Images Of Treatment Of Haitian Migrants Do Not Reflect US: Official
US Homeland Security Secretary Alejandro Mayorkas defended his department Wednesday after images showing horse-mounted immigration officers chasing down Haitian migrants on the border with Mexico went viral.
Pictures by AFP photographer Paul Ratje on Monday that were published repeatedly in media across the United States and around the world showed border patrol riders appearing to swing their mounts' long reins to threaten undocumented migrants and push them back to the Rio Grande river that marks the frontier.
The images "do not reflect who we are as a country, nor do they reflect who the United States Customs and Border Protection is," Mayorkas told the House Homeland Security Committee.
"I have ordered an investigation to be conducted of the events that are captured in those images," he said.
"The facts will drive the actions that we take, we ourselves will pull no punches," he said, promising a result "In days and not weeks."
Critics said the images from Del Rio, Texas were reminiscent of both cowboys attempting to herd livestock and times in history when horse-mounted police, prison guards or slave owners used whips against Black Americans.
They came as Mayorkas's department struggles to halt thousands of Haitians and people from other countries crossing the border hoping to stay in the United States.
The Border Patrol began deporting the Haitians back to their country by air over the weekend.
But after the images of the horsemen and the migrants spread, members of President Joe Biden's Democratic Party condemned the treatment.
"I urge President Biden... to immediately put a stop to these expulsions," said US Senate leader Chuck Schumer.
As migrants continued to cross the border Wednesday and thousands remained camped under a bridge in Del Rio, Mayorkas said his department was working to deter arrivals.
"We do have a plan to address migration at the southern border, we're executing it. It takes time and we're starting to see the results," he told the panel.

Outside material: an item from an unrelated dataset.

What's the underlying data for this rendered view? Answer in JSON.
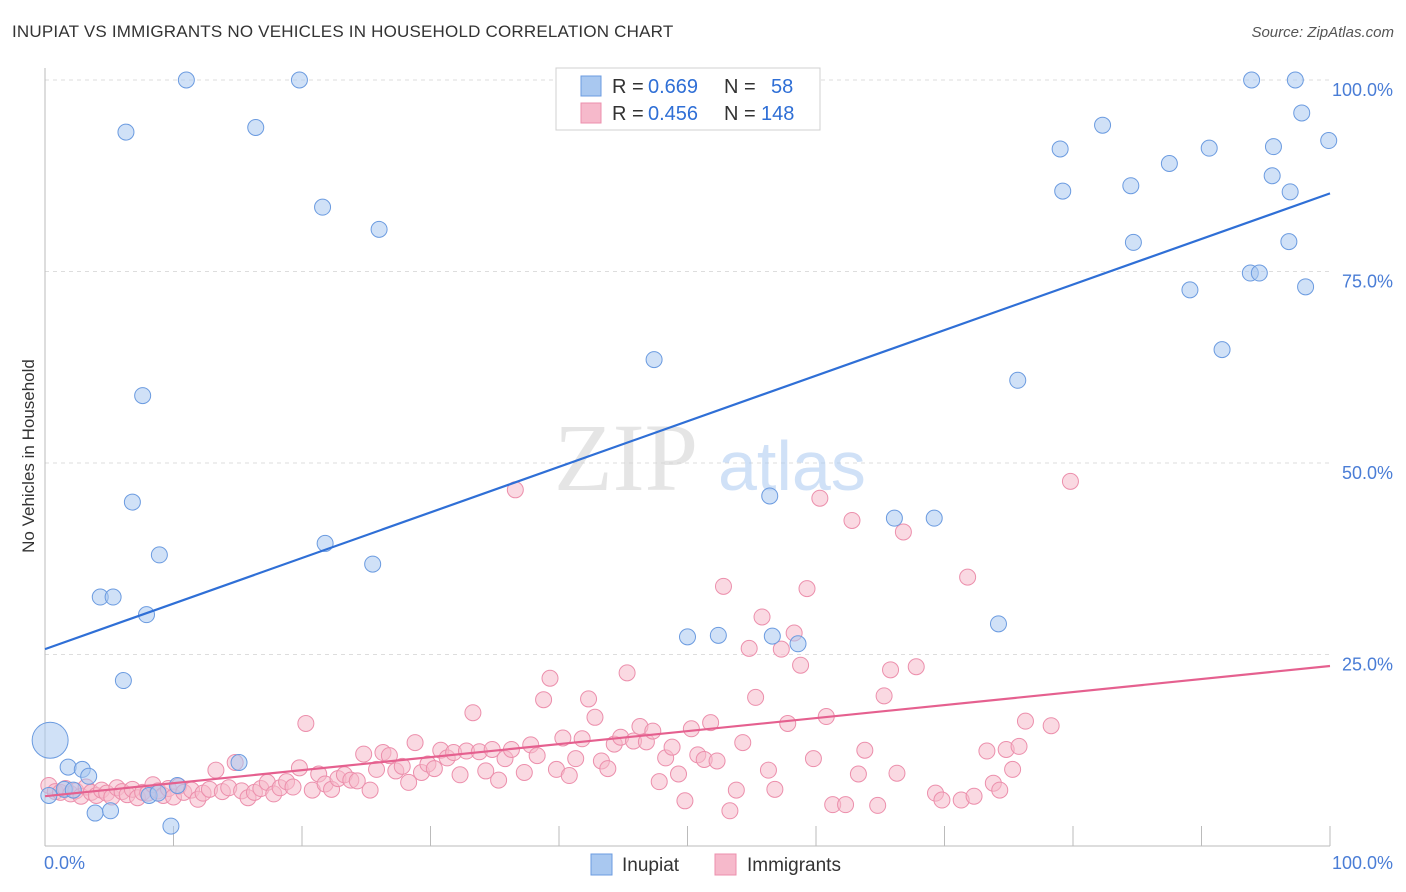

Many of the Haitians have migrated from countries in South America where they fled to years earlier, especially following the massive 2010 earthquake that devastated the Caribbean country.
In Colombia Wednesday, a government official said 19,000 migrants, mainly Haitians, were amassed on that country's north coast, hoping to cross to Panama and find a route to the United States.
As the US government has been putting Haitians on aircraft to send back to Haiti, Mayorkas said he was in discussions to send some back to South America as well.
"We are working with countries in South America -- Chile and Brazil, for example -- to see whether they would accept the return of Haitians who've travelled from those countries," Mayorkas said, calling the issue "complicated."
Meanwhile the senior Republican in Congress, Senator Mitch McConnell, blamed the Biden administration and "left-wing" Democrats for encouraging the migrants to come.
"They say their approach to immigration is the compassionate path, the one that reflects the soul of America," McConnell said of the Democrats.
"They are wrong. No way does it honor the American soul or uphold American values to tolerate a major border security crisis," he said.